Thanks for the links, Kusma and Nils.
I'll use Google's cache to read the pages.
IE and Mozilla fail to open them directly =/
If I remember correctly the cast ops are slow because they actually result in a function call to ftol.
More precisely, with _ftol two FPU state changes happen.
First the FPU current rounding mode is changed, then the
desired bitmask is built, and finally the FPU rounding mode
is set back to the original state.
This is done to guarantee taht the ANSI C standard is fully
respected, no matter the platform, because there's no
dedicated asm instruction***.
*** maybe due to the fact that the IEEE 754 is still under
R&D, and may change in future. Just a wild guess...
These state changes stall the FPU twice per each cast.
Collaterally, the designated CPU pipe has to sit and rot
while waiting for the FPU to finish.
To add insult to injury, the state changes are unnecessary
in most cases anyway.
Simply write a piece of assembly code that pops the float you want from the floating point stack. That will atuomatically truncate it. I can post a piece of code when I'm home from work in a few hours or so.

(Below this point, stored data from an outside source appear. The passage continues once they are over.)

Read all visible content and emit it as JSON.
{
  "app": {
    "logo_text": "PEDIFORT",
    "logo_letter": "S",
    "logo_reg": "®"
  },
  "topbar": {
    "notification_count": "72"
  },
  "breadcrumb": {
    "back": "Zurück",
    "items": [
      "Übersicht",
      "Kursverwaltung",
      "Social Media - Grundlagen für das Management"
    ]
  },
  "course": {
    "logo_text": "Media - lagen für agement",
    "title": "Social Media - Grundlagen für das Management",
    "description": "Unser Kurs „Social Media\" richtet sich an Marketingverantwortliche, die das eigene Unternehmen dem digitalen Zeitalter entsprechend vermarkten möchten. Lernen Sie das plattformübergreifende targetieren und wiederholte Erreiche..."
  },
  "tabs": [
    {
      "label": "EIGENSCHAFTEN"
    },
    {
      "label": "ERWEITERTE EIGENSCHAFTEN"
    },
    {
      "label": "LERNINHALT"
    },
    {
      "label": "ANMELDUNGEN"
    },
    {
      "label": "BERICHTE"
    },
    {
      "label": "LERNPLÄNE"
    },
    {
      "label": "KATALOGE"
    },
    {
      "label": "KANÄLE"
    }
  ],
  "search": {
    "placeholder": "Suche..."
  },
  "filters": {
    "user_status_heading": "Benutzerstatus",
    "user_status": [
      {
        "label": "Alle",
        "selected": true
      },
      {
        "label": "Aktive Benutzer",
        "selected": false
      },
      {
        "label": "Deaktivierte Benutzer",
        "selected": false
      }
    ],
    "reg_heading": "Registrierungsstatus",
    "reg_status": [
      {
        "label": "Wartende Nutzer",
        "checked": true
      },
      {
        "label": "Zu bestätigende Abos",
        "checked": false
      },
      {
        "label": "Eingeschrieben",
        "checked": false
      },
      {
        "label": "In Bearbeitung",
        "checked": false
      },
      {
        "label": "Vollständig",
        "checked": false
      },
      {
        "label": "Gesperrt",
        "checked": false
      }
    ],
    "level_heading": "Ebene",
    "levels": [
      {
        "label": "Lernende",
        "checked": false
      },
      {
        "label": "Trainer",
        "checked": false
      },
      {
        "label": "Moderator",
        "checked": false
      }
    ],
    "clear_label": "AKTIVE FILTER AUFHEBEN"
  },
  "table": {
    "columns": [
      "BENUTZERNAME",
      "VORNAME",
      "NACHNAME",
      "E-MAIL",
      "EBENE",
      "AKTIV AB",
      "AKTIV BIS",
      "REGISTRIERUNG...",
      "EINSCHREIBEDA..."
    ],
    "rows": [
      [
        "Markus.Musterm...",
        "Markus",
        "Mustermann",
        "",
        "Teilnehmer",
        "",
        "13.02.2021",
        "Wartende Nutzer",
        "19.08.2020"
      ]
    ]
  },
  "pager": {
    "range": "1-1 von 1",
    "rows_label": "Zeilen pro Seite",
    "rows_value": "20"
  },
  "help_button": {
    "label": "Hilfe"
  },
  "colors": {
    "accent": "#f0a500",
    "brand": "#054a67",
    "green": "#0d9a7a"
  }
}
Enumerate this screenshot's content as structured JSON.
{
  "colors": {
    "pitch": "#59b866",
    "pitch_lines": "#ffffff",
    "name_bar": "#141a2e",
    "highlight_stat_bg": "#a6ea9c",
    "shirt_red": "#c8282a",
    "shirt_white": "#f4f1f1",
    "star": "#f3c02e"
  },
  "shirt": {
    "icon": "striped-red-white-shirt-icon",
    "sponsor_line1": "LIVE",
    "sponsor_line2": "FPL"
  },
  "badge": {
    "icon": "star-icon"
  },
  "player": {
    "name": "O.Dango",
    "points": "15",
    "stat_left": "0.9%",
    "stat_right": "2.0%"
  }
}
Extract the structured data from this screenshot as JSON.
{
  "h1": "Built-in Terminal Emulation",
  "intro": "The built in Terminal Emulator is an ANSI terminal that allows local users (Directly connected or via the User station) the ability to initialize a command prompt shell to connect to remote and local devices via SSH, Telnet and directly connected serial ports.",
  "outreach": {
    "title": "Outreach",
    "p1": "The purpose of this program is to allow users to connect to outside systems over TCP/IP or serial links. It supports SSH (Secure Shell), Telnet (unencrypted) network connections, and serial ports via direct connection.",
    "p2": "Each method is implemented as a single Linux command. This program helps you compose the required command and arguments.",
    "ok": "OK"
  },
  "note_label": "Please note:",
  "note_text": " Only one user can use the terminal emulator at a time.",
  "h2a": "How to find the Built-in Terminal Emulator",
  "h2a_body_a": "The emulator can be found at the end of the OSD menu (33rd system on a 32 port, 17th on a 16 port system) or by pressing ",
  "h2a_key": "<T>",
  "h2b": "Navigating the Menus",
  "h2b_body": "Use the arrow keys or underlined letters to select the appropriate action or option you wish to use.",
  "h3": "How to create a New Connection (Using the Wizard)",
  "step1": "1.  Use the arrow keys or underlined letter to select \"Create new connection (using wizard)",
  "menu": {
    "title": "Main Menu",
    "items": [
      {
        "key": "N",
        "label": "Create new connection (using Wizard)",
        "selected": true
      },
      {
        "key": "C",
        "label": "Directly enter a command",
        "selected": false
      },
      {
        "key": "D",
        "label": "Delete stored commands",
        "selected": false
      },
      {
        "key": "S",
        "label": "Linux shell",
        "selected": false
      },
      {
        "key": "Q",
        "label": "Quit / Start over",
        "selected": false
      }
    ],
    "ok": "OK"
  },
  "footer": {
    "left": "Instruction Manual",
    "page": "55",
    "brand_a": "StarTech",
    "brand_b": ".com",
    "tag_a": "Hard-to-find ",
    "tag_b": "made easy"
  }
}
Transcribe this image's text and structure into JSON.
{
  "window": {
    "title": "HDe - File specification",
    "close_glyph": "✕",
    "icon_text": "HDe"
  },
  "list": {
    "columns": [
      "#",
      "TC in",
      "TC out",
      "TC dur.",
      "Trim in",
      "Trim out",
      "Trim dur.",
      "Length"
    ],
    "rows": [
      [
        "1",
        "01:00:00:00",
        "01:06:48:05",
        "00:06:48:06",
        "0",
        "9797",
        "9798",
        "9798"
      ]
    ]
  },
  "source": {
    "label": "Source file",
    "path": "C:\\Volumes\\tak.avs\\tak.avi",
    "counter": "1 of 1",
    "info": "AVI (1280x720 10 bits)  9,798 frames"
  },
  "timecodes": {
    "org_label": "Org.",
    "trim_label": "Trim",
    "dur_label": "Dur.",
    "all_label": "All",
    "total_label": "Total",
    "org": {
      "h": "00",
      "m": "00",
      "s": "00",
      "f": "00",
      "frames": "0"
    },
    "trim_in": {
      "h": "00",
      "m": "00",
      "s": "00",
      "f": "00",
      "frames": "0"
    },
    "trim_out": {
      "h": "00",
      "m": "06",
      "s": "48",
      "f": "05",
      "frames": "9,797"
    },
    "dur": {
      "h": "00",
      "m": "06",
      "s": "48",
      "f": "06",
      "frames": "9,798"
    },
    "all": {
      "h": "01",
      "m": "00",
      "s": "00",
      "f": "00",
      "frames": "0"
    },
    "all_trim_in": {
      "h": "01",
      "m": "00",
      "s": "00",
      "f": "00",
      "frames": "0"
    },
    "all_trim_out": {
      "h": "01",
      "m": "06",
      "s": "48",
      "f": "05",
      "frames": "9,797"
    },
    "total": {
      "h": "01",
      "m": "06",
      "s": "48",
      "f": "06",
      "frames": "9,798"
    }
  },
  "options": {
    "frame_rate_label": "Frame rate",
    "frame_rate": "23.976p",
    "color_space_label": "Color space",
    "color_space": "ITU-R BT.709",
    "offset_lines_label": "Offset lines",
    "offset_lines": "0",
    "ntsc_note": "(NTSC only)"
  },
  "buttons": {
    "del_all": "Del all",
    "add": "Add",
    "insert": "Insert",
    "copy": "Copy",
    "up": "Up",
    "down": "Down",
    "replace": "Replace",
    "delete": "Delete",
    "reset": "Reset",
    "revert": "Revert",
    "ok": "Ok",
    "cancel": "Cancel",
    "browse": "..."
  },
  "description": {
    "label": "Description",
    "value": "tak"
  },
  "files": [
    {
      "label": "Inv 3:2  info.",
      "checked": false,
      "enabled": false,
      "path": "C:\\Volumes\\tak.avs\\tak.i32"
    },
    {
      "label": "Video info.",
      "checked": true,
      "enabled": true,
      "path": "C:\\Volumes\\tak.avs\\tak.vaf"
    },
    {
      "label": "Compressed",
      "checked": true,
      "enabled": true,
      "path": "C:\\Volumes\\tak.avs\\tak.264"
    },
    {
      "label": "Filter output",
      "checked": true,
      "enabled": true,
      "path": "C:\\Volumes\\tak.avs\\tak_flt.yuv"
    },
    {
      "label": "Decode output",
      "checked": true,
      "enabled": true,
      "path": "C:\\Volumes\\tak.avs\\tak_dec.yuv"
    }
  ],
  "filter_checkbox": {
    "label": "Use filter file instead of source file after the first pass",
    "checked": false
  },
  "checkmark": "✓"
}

I didn't mention that I know little to no asm.
I recognize jumps, and some basic instructions.
I know that the count of "push" and "pop" must always
But that's all.
As far as my job is concerned, I don't need to know assembly.
Yet game programming is my 2nd hobby, and I'll have to
buy a good book someday.
Examining the asm produced by the compiler isn't enough.
Kind regards everyone,
Ciao ciao : )